Prominent local businesswoman’s push for “self-gentrification” fuels neighborhood rift
Shouting protestors drowned out the advice of bank representatives and developers at a public meeting on Sept. 6, as homeowners in Hunts Point gathered to learn about profiting off their homes amid a swath of development across the South Bronx.
Packed arm to arm in a storefront on Hunts Point Avenue, more than 30 people convened to learn about a new initiative from prominent urban revitalization strategist Majora Carter, known for her work in environmental advocacy in Hunts Point, but also for her ties to big companies like FreshDirect.
Carter brought in a developer and representatives from small business lenders like the Hebrew Free Loans Society and Renaissance EDC to give homeowners advice about buying out other floors in their building, or even contracting a floor to be built above theirs. The goal was to keep people who already live and own property in the area from being bought out for cash by outside developers looking to revitalize the area, and instead, expanding and renting out units themselves, according to Carter’s spokesperson and husband James Chase.
But the meeting quickly descended into a screaming match on the sidewalk of Hunts Point Avenue. About 20 young artists and activists chanted outside of the storefront, “Majora Carter, we won’t let you sell us out. If you try to gentrify, we will come and take you out.”
The protestors, joined by local activist group Take Back the Bronx, said they were skeptical of Carter’s motives in her new initiative, which she’s titled the Hunts Point/Longwood Community Land Trust. They took aim at Carter’s idea of “self-gentrification” — that if community members have the right resources, they can profit off development instead of being pushed out.

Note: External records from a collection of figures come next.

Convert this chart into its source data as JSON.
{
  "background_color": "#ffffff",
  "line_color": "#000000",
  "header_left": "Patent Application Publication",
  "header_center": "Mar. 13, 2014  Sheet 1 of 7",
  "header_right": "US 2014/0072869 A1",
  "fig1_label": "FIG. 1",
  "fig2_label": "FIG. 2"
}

“We are concerned about our displacement,” said Shellyne Rodriguez of Take Back the Bronx. “She is concerned about profit. (Protesting the event) is more of a shaming of her than anything.”
Carter used the same phrase “community land trust” that a grassroots group known as the Mott Haven-Port Morris Community Land Stewards has used to draw attention to its own award-winning project. Activists Monxo Lopez and Mychal Johnson led a group that was selected among five finalists across the city for a partnership with national nonprofit Design Trust which will help Mott Haven-based grassroots group South Bronx Unite revitalize underused land in their neighborhood, including a public health building they’re flipping into a community center.
Community Land Trusts have been popping up around the country, and gained traction in New York City last year. In a traditional CLT, volunteer designers map out and take ownership over abandoned or underused public buildings and let the community decide what the land can be used for, usually involving affordable housing or communal hubs.
Land trusts can make communities better, Lopez said, but they can also serve to stagnate outside development. If CLTs are taking over underused public spaces, this leaves less room for private developers.
So Lopez was confused when he saw a flyer in early September inviting Hunts Point residents to a land trust spearheaded by Majora Carter, a name he associates with private development.
“To me, there is nothing further from a community land trust than what she’s trying to do,” Lopez said.
Carter is a divisive figure in the South Bronx.
Nearly a decade ago, she was seen as an ally to activists in the area. As the founder of Sustainable South Bronx, she blocked city plans to expand waste treatment facilities in Hunts Point and led one of the nation’s first urban green-collar job training and placement systems. But many soured on Carter when she she signed on as a spokesperson for FreshDirect in 2013, an online grocery company that, despite much opposition, officially moved its headquarters to Port Morris this summer. South Bronx Unite organized protests to oppose the city’s plan to bring FreshDirect to the neighborhood, arguing that the company’s delivery trucks would worsen the existing air pollution problem that contributes to the area’s high asthma rates.
Carter’s land trust isn’t associated with the nationwide movement, but her supporters argue that her approach is still centered on preserving the community.
If ordinary residents have access to the right loans and advice, Carter says they can take control of the development happening in the long-impoverished South Bronx, and steer it in the right direction, said Jose Galves, a phD student at the New School who said he frequently works with Carter.
“She wants to bring in homeowners who live in the Bronx and tell them do not sell your homes because together we can make it,” Galves said. “Together we can build a neighborhood.”
Chase said that when nonprofits and philanthropy groups introduce things like community centers and health clinics into an area, they’re assuming that everyone in a community wants the same thing.
“Community land trusts, in my mind, are a way of denying wealth creation to minorities,” Chase said. “They’re well meaning, but it infantilizes even the concept of ownership and takes it out of the hands of people who have been historically excluded.”
Protestors argued that it benefits Carter’s consulting business, the Majora Carter Group, to bring in outside developers to the South Bronx, even if it is to help homeowners stay in their homes. But Chase said her motives are different.
“We are trying to entrench local home ownership and make sure these people stay,” Chase said. “Anybody who claims that we are proposing that what this neighborhood needs is new people is lying.”